Key political meeting concludes in Beijing, putting Xi on par with Mao
Analyst: Move means Xi Jinping can be "emperor for life"
China has elevated the stature of President Xi Jinping and cemented his grip on power by including his name and political ideology in the Communist Party constitution.
At the end of a pivotal twice-a-decade meeting, party delegates voted unanimously Tuesday to make “Xi Jinping Thought on Socialism with Chinese Characteristics for a New Era” a guiding principle for the party.
The move puts Xi on par with Chairman Mao Zedong who founded the People’s Republic of China in 1949 and paramount leader Deng Xiaoping, who oversaw China’s opening up to the world.
Deng Xiaoping Theory was added to the constitution six months after his death in February 1997. China’s previous two presidents, Hu Jintao and Jiang Zemin, haven’t had their names enshrined in the constitution in this way.
What is Xi's new era?
- Socialism with Chinese Characteristics has long been used to describe how Marxism has been adapted for China. The term was closely associated with Deng Xiaoping as a way to promote economic development.
- However, there's little agreement on what Xi's new spin means.
- Willy Lam, at the Chinese University of Hong Kong, says domestically it's about tightening Communist Party control over all aspects of Chinese life in the internet age.
- Globally, it's about making sure China becomes a superpower that gets to make the rules.
“Xi Jinping now has an institutional guarantee of support. He can be emperor for life – staying in power as long as his health allows,” said Willy Lam, an adjunct professor at the Chinese University of Hong Kong’s Center for China Studies.
Xi looks set to emerge from the 19th National Congress of the Communist Party of China stronger than ever, both domestically and on the international stage.
At home, Xi has taken down senior leaders in his anti-corruption drive, launched an unprecedented crackdown on free speech, and radically overhauled the two-million strong People’s Liberation Army, the world’s largest fighting force.

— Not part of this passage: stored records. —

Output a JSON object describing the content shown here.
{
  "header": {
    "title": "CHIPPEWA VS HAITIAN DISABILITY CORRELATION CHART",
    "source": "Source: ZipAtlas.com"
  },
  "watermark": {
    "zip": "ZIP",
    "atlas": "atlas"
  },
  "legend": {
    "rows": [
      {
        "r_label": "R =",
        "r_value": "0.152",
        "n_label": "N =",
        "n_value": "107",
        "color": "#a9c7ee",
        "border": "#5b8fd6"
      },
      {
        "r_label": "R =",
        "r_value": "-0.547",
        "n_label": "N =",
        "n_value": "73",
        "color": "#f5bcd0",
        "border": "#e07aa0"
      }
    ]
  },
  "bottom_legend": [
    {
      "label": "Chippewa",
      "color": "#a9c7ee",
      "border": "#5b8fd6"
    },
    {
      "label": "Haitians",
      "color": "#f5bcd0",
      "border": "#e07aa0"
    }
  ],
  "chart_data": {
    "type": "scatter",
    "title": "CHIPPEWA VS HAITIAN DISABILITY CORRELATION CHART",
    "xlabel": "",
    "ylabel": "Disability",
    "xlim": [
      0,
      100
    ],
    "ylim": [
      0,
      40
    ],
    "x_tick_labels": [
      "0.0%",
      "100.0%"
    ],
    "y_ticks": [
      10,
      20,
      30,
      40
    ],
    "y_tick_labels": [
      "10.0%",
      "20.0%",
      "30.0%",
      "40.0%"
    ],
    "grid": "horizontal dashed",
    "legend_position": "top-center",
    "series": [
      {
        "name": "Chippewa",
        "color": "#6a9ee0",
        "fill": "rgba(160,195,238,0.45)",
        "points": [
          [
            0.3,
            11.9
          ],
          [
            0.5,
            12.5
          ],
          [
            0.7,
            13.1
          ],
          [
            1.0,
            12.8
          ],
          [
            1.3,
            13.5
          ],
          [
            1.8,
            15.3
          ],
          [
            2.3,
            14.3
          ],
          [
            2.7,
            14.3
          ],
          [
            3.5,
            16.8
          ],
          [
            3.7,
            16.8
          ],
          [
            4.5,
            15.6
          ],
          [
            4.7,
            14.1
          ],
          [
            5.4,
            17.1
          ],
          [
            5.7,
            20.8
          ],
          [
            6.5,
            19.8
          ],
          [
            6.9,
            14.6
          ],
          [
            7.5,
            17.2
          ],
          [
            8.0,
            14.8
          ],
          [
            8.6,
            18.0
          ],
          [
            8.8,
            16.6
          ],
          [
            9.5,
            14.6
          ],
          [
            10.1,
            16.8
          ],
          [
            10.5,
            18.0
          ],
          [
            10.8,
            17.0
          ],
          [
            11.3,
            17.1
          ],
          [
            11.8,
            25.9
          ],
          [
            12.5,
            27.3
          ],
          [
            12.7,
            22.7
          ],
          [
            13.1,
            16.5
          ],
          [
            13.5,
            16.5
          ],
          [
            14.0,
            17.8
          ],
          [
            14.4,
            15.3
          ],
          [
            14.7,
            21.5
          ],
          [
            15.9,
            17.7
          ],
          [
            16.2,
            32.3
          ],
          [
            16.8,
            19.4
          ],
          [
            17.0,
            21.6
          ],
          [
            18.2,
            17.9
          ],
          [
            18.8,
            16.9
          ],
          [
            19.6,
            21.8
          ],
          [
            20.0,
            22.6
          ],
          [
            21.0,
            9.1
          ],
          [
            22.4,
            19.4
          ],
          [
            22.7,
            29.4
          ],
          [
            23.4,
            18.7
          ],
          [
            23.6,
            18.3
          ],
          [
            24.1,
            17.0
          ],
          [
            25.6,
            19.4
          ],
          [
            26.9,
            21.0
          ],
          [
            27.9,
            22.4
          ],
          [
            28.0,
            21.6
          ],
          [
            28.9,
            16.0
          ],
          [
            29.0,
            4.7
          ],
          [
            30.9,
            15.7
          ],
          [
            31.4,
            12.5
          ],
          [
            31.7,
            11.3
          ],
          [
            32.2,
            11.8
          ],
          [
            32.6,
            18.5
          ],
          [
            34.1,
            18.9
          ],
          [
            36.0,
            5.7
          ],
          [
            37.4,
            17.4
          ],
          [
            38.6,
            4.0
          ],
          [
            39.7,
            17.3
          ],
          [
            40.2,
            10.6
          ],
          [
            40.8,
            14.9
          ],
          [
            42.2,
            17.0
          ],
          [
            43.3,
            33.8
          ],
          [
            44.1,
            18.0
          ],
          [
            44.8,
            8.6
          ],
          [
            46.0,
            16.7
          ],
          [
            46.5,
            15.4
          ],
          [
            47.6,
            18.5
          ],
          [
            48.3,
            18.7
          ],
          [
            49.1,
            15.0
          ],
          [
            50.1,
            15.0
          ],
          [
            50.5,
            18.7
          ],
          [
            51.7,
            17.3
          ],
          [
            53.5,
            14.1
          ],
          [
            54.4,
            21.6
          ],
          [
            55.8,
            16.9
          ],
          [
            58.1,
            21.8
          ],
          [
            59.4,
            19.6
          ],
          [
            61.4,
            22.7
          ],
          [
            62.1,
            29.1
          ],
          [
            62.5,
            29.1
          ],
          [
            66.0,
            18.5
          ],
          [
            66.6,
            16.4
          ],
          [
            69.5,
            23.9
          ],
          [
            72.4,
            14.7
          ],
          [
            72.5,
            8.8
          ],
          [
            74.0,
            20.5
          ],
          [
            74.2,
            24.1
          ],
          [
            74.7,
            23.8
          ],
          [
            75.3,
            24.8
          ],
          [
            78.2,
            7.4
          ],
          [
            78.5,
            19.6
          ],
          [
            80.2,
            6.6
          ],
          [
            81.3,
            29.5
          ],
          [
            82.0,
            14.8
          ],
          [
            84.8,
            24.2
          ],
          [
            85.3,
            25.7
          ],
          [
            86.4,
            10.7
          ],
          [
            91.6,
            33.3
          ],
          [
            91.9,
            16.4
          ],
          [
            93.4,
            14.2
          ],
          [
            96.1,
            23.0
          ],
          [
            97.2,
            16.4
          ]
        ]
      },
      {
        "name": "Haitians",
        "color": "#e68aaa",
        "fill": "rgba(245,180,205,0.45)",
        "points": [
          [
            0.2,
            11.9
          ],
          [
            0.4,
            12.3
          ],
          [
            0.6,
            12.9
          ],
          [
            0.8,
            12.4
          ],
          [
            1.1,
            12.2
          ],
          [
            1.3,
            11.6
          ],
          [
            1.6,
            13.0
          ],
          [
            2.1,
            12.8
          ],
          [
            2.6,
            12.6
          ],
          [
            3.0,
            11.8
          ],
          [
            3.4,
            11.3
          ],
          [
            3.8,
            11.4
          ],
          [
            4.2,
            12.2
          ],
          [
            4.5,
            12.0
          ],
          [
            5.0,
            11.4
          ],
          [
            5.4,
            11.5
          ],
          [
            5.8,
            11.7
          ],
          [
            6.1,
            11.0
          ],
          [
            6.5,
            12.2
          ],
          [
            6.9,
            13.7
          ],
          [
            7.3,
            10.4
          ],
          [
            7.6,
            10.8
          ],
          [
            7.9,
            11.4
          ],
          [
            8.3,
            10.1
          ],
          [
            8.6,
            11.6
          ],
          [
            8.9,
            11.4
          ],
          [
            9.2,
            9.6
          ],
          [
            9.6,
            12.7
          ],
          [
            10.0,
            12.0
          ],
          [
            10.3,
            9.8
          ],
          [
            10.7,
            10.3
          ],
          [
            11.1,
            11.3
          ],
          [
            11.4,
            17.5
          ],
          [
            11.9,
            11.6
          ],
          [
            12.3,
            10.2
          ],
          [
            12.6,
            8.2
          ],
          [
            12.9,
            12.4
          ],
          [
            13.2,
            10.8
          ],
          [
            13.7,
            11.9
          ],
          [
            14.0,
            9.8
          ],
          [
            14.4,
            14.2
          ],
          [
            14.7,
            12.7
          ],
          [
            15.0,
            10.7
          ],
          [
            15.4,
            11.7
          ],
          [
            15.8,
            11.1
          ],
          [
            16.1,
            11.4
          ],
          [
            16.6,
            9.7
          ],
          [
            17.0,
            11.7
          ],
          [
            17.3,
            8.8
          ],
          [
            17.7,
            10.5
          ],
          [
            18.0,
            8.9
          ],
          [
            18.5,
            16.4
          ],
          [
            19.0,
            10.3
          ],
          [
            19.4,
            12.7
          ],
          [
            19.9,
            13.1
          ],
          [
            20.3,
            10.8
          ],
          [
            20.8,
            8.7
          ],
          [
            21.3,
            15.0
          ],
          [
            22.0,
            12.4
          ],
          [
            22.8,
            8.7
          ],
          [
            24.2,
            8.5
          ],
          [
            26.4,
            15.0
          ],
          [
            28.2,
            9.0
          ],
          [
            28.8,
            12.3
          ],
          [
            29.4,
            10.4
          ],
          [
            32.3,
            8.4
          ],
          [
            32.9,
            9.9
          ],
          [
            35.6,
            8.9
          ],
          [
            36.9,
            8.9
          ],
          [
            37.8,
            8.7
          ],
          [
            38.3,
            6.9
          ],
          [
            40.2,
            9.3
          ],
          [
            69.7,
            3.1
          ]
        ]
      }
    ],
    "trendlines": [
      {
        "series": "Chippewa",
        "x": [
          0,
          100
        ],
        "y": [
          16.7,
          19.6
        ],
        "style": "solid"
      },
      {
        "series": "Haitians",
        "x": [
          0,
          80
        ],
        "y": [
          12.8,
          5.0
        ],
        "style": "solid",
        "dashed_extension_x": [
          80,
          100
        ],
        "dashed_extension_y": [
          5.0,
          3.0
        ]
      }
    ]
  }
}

Globally, the world will now likely see China continue to step into a global leadership vacuum as the US turns inward under President Donald Trump.
As Xi presided over the closing session in the Great Hall of the People, more than 2,200 delegates raised their hands in unison to approve the party charter amendments, with staffers announcing “meiyou” (“none”) to indicate the lack of dissenting or abstaining votes.
Xi repeatedly referred to “Socialism with Chinese Characteristics for a New Era,” during a three-and-a-half-hour opening speech to the National Party Congress last week. And the resolution passed Tuesday echoed many of the same themes.
The address detailed his sweeping vision for the country, charting its future in a world where China’s reach is now extending – and being felt – further than ever before.
China's Party Congress
Xi declared that China should “take center stage in the world,” and that its brand of socialism offers “a new choice for other countries.” He added that, “no one should expect China to swallow anything that undermines its interests.”
Lam said Xi’s “new era” philosophy sought to establish China as a superpower that “plays a rule-setting role in global affairs.”
Domestically, Lam said the move to enshrine Xi’s name in the party charter would signify greater party control over all aspects of life in China.
Lam said Xi had managed to “totally repudiate” a tradition of collective leadership instituted by Deng: “It’s a return to one-man rule. It’s a backward step.”
When asked what he thought of Xi Jinping Thought, Sun Yongkang, a 24-year-old photographer in Beijing, said: “I really like the key word New Era. President Xi is a trailblazer, he opens up a new model for China’s development.”
Other people said they didn’t know what it meant and declined to speak to CNN.
Who’s in, who’s out
On Wednesday, Xi is expected to be formally granted a second five-year term as the party’s general secretary and reveal the new members of the Politburo Standing Committee (PBSC), the top decision-making body in the one-party system.
Who’s included and who’s not will shed light on the magnitude of Xi’s grip on power and his future plans.
Some analysts have speculated that Xi will seek to stay on beyond 2022, when his second term is due to end, breaking a tradition followed by his two predecessors and emulating Russian President Vladimir Putin.
However, it looks like that Wang Qishan, Xi’s anti-corruption czar, will be retiring despite some speculation that Xi would bend the rules and allow him to stay on in the PBSC – despite being older than the customary retirement age of 68.
His name wasn’t on a list of Central Committee members from which the politburo and its standing committee are named.
Retaining Wang would have set a precedent for any future power play by Xi, 64, to stay in the top job beyond 2022.